Trump, le risposte di padre in figlio
DI MICHELE SERRA
Uno dei figli di Trump, tale Donald jr, ha postato, sotto una foto di Zelensky, questa frase: “Tra 38 giorni perderai la tua paghetta”. Difficile immaginare un pensiero più volgare e più piccino di fronte a quella che, comunque la si pensi, è una guerra. Il sito “repubblicani contro Trump” (speriamo che esista un dio dei giusti che li assista) definisce “disgustoso” l’episodio, e chissà se anche a loro, che sono quanto rimane della destra americana lealista (nel senso di: leale a regole e linguaggio della democrazia), toccherà il bollo diradical chic .
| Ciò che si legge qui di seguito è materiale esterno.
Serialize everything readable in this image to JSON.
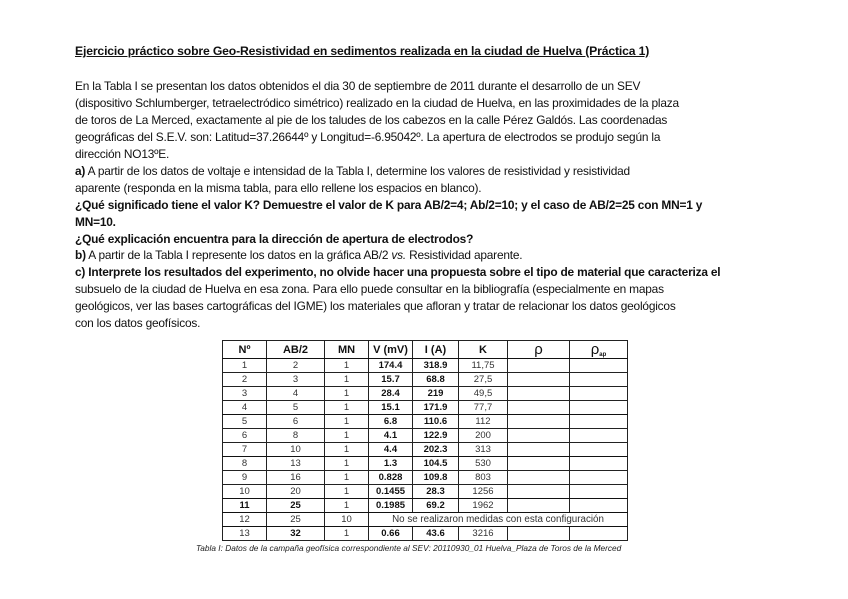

Nei giorni scorsi ho letto diverse reazioni indispettite (eufemismo) alle considerazioni desolate, comprese le mie, sul livello di cultura democratica di molti elettori di Trump. Queste considerazioni, ovviamente, non sono a prescindere. Non discendono dall’appartenenza a questa o quella fazione. Si fondano sul fatto, oggettivo, che l’assalto a Capitol Hill, che Trump aizzò come se fosse la giusta reazione a un furto elettorale, non ha avuto alcun peso nel recente voto. Lo avrebbe avuto se buona parte dell’elettorato di Trump avesse, nel merito degli assalti ai parlamenti, qualche scrupolo. Ma un numero consistente di elettori di Trump, secondo i sondaggi, ritiene che la vittoria di Biden fu rubata, visione clinicamente paranoica che fa impressione riscontrare in masse così estese di persone.
Ma se lo si scrive, la replica non è mai nel merito. Mai una volta. Cioè: non cercano di spiegarti perché sia lecito e salubre pensare che Biden sia stato eletto con i brogli. Ti dicono soltanto: tu disprezzi il popolo.
Ovvero: se uno rutta a tavola, e glielo fai notare, lo fai perché disprezzi il popolo (quale “popolo”, poi?) o perché sarebbe meglio non ruttare a tavola?